= Baligham =

Ethnic group in Cameroon

The Baligham, also called the Nepgayidbi ("people of the palace") are an ethnic group in Cameroon. The Ndaghams left Bafu-Fondong (about 4 km from Dschang, western region of Cameroon), in the mid-18th century due to several factors including Fulani raids or Jihads, and famine caused by desertification.

In their long and eventful migration, the Baligamba kingdom had become too large and after the loss of their leader Gawolbe, quarrels over leadership occurred which led to the breakup of the kingdom into small factions. One by one, faction after faction left, each going their own way until the legitimate successor, Galanga, was left only with a handful of followers. These he named Nepgayidbi.

== Demographics ==
According to a Bamenda provincial census in 1997, there were 7,344 Balingham persons in Santa district, Cameroon. They were 8.8 % of the district's population. 46 % were males and 54 % were females.

== The History ==

During the German colonial administration in Cameroon (1884–1914), the Baligham area, like many regions in the Grassfields, was incorporated into the system of indirect rule. Traditional leaders such as the Fon of Baligham were recognized by the colonial authorities and used to facilitate administrative control, tax collection, and the enforcement of local order. German efforts to consolidate authority often involved cooperation with these indigenous institutions, though this also led to tensions with neighboring groups and resistance to colonial interference.

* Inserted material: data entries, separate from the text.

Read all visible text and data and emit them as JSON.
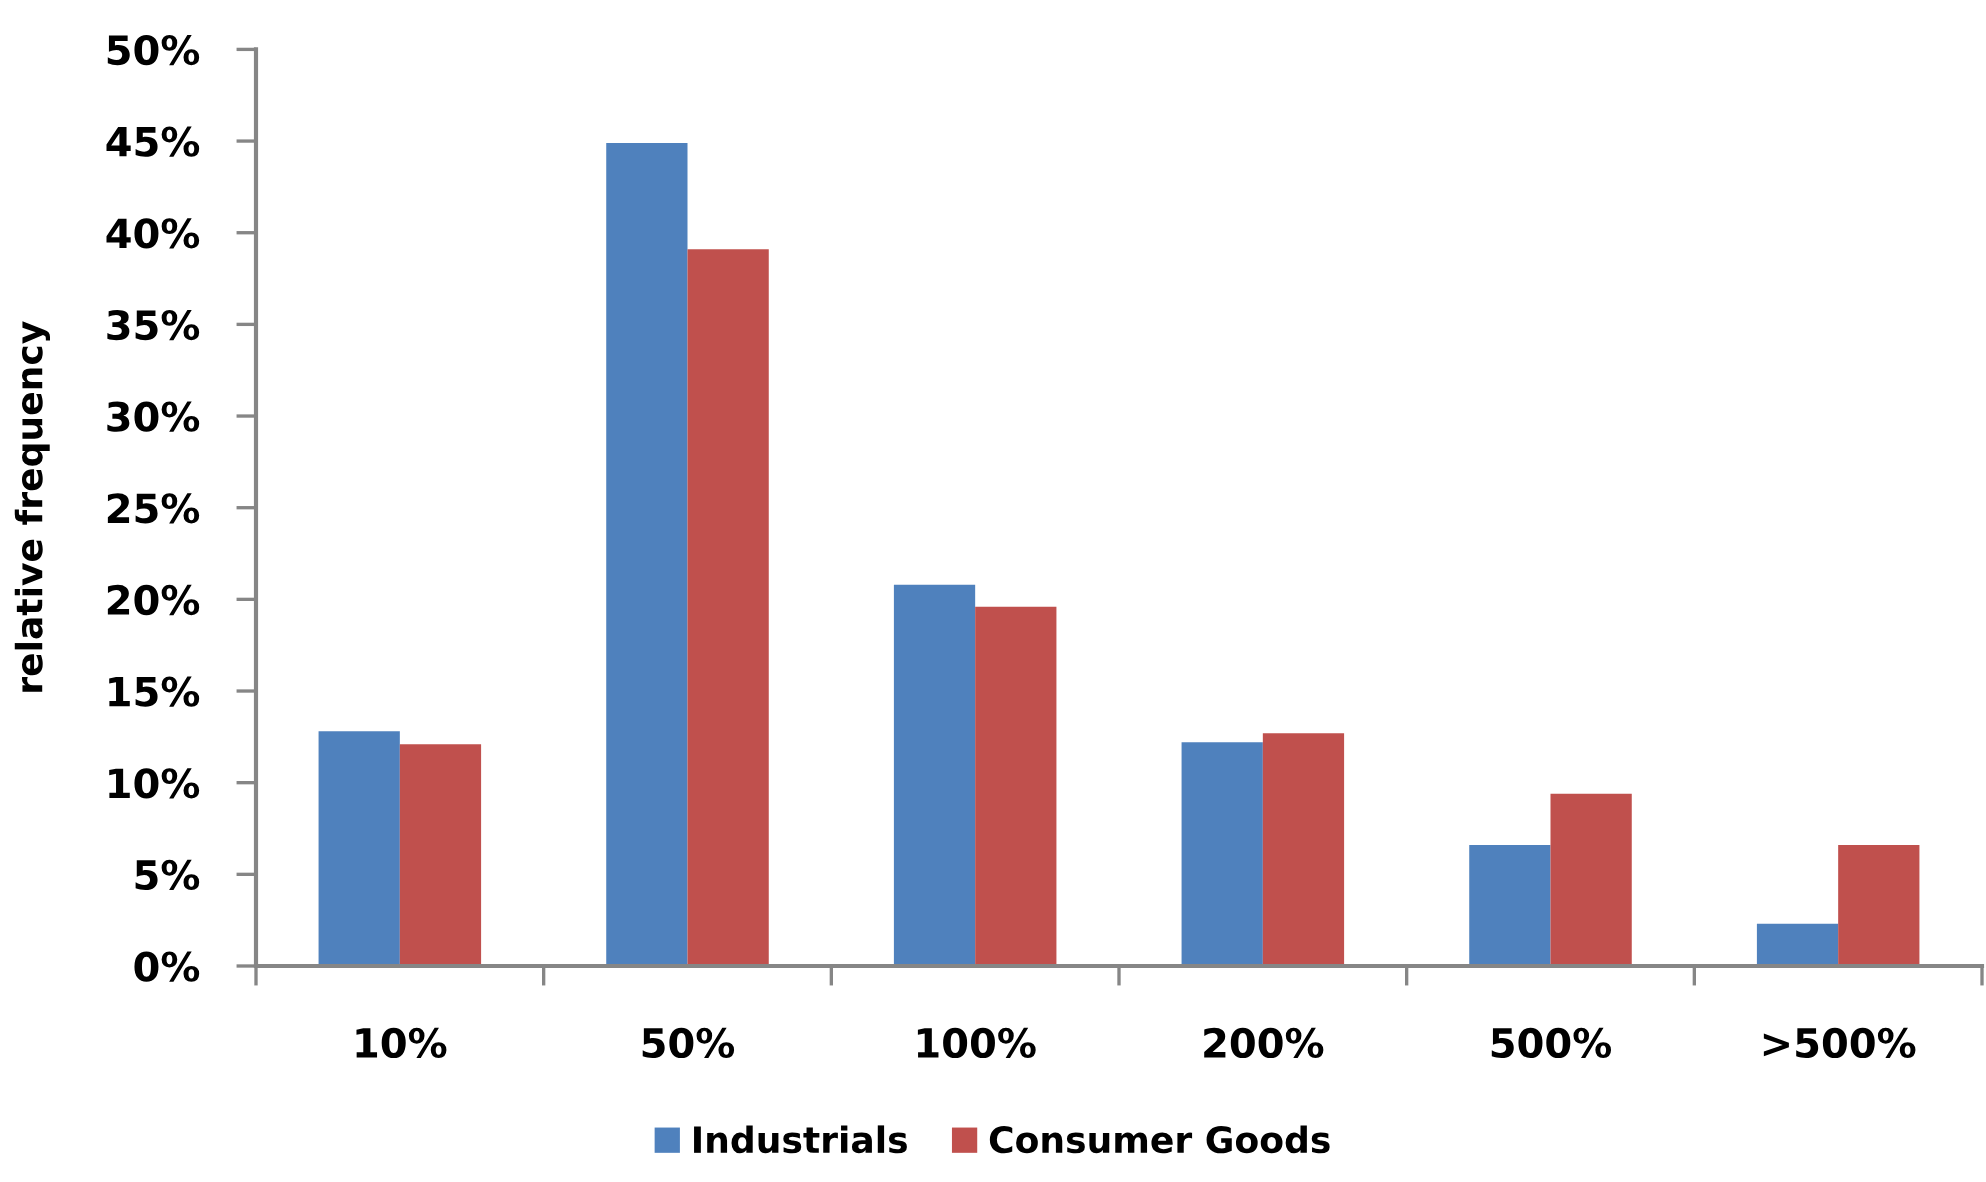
{
  "chart_data": {
    "type": "bar",
    "ylabel": "relative frequency",
    "categories": [
      "10%",
      "50%",
      "100%",
      "200%",
      "500%",
      ">500%"
    ],
    "series": [
      {
        "name": "Industrials",
        "color": "#4f81bd",
        "values": [
          12.8,
          44.9,
          20.8,
          12.2,
          6.6,
          2.3
        ]
      },
      {
        "name": "Consumer Goods",
        "color": "#c0504d",
        "values": [
          12.1,
          39.1,
          19.6,
          12.7,
          9.4,
          6.6
        ]
      }
    ],
    "ylim": [
      0,
      50
    ],
    "yticks": [
      {
        "value": 0,
        "label": "0%"
      },
      {
        "value": 5,
        "label": "5%"
      },
      {
        "value": 10,
        "label": "10%"
      },
      {
        "value": 15,
        "label": "15%"
      },
      {
        "value": 20,
        "label": "20%"
      },
      {
        "value": 25,
        "label": "25%"
      },
      {
        "value": 30,
        "label": "30%"
      },
      {
        "value": 35,
        "label": "35%"
      },
      {
        "value": 40,
        "label": "40%"
      },
      {
        "value": 45,
        "label": "45%"
      },
      {
        "value": 50,
        "label": "50%"
      }
    ],
    "grid": false,
    "legend": "bottom"
  }
}
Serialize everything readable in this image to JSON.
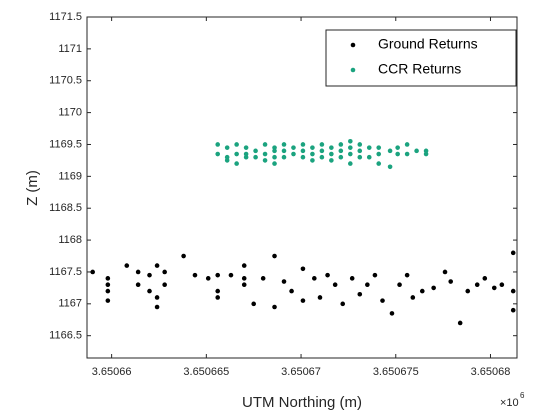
{
  "chart_data": {
    "type": "scatter",
    "x_label": "UTM Northing (m)",
    "y_label": "Z (m)",
    "x_scale_label": {
      "base": "×10",
      "exponent": "6"
    },
    "xlim": [
      3.6506587,
      3.6506814
    ],
    "ylim": [
      1166.15,
      1171.5
    ],
    "xticks": [
      3.65066,
      3.650665,
      3.65067,
      3.650675,
      3.65068
    ],
    "yticks": [
      1166.5,
      1167,
      1167.5,
      1168,
      1168.5,
      1169,
      1169.5,
      1170,
      1170.5,
      1171,
      1171.5
    ],
    "grid": false,
    "legend": "upper right",
    "series": [
      {
        "name": "Ground Returns",
        "color": "#000000",
        "x": [
          3.650659,
          3.6506598,
          3.6506598,
          3.6506598,
          3.6506598,
          3.6506608,
          3.6506614,
          3.6506614,
          3.650662,
          3.650662,
          3.6506624,
          3.6506624,
          3.6506624,
          3.6506628,
          3.6506628,
          3.6506638,
          3.6506644,
          3.6506651,
          3.6506656,
          3.6506656,
          3.6506656,
          3.6506663,
          3.650667,
          3.650667,
          3.650667,
          3.6506675,
          3.650668,
          3.6506686,
          3.6506686,
          3.6506691,
          3.6506695,
          3.6506701,
          3.6506701,
          3.6506707,
          3.650671,
          3.6506714,
          3.6506718,
          3.6506722,
          3.6506727,
          3.6506731,
          3.6506735,
          3.6506739,
          3.6506743,
          3.6506748,
          3.6506752,
          3.6506756,
          3.6506759,
          3.6506764,
          3.650677,
          3.6506776,
          3.6506779,
          3.6506784,
          3.6506788,
          3.6506793,
          3.6506797,
          3.6506802,
          3.6506806,
          3.6506812,
          3.6506812,
          3.6506812
        ],
        "y": [
          1167.5,
          1167.4,
          1167.3,
          1167.05,
          1167.2,
          1167.6,
          1167.5,
          1167.3,
          1167.45,
          1167.2,
          1167.6,
          1167.1,
          1166.95,
          1167.3,
          1167.5,
          1167.75,
          1167.45,
          1167.4,
          1167.45,
          1167.2,
          1167.1,
          1167.45,
          1167.6,
          1167.4,
          1167.3,
          1167.0,
          1167.4,
          1167.75,
          1166.95,
          1167.35,
          1167.2,
          1167.55,
          1167.05,
          1167.4,
          1167.1,
          1167.45,
          1167.3,
          1167.0,
          1167.4,
          1167.15,
          1167.3,
          1167.45,
          1167.05,
          1166.85,
          1167.3,
          1167.45,
          1167.1,
          1167.2,
          1167.25,
          1167.5,
          1167.35,
          1166.7,
          1167.2,
          1167.3,
          1167.4,
          1167.25,
          1167.3,
          1167.8,
          1167.2,
          1166.9
        ]
      },
      {
        "name": "CCR Returns",
        "color": "#1ba37f",
        "x": [
          3.6506656,
          3.6506656,
          3.6506661,
          3.6506661,
          3.6506661,
          3.6506666,
          3.6506666,
          3.6506666,
          3.6506671,
          3.6506671,
          3.6506671,
          3.6506676,
          3.6506676,
          3.6506681,
          3.6506681,
          3.6506681,
          3.6506686,
          3.6506686,
          3.6506686,
          3.6506686,
          3.6506691,
          3.6506691,
          3.6506691,
          3.6506696,
          3.6506696,
          3.6506701,
          3.6506701,
          3.6506701,
          3.6506706,
          3.6506706,
          3.6506706,
          3.6506711,
          3.6506711,
          3.6506711,
          3.6506716,
          3.6506716,
          3.6506716,
          3.6506721,
          3.6506721,
          3.6506721,
          3.6506726,
          3.6506726,
          3.6506726,
          3.6506726,
          3.6506731,
          3.6506731,
          3.6506731,
          3.6506736,
          3.6506736,
          3.6506741,
          3.6506741,
          3.6506741,
          3.6506747,
          3.6506747,
          3.6506751,
          3.6506751,
          3.6506756,
          3.6506756,
          3.6506761,
          3.6506766,
          3.6506766
        ],
        "y": [
          1169.5,
          1169.35,
          1169.45,
          1169.3,
          1169.25,
          1169.5,
          1169.35,
          1169.2,
          1169.45,
          1169.35,
          1169.3,
          1169.4,
          1169.3,
          1169.5,
          1169.35,
          1169.25,
          1169.45,
          1169.4,
          1169.3,
          1169.2,
          1169.5,
          1169.4,
          1169.3,
          1169.45,
          1169.35,
          1169.5,
          1169.4,
          1169.3,
          1169.45,
          1169.35,
          1169.25,
          1169.5,
          1169.4,
          1169.3,
          1169.45,
          1169.35,
          1169.25,
          1169.5,
          1169.4,
          1169.3,
          1169.55,
          1169.45,
          1169.35,
          1169.2,
          1169.5,
          1169.4,
          1169.3,
          1169.45,
          1169.3,
          1169.45,
          1169.35,
          1169.2,
          1169.4,
          1169.15,
          1169.45,
          1169.35,
          1169.5,
          1169.35,
          1169.4,
          1169.4,
          1169.35
        ]
      }
    ]
  }
}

The Baligham polity was situated in a strategic zone of the western highlands, and its leadership played a role in local power dynamics that influenced German decisions about regional administration. These dynamics contributed to shifting inter-village alliances and disputes, some of which were exacerbated by colonial boundary demarcations and economic pressures imposed by the German regime.

==Culture==
The Baligham engage primarily in slash and burn agriculture, including gardening and staple crops of potatoes and maize. They also gather fungi, sell them, and eat them, both as food and for their medicinal properties. Tomatoes are one of their major market crops. Climate change is impacting their way of life.

Their religions include Traditional beliefs, Christianity, and Islam.

== Politics ==
A land dispute in the 1990s with the Awing tribe lead to an outbreak of mass violence, which was resolved by an association of traditional tribal leaders.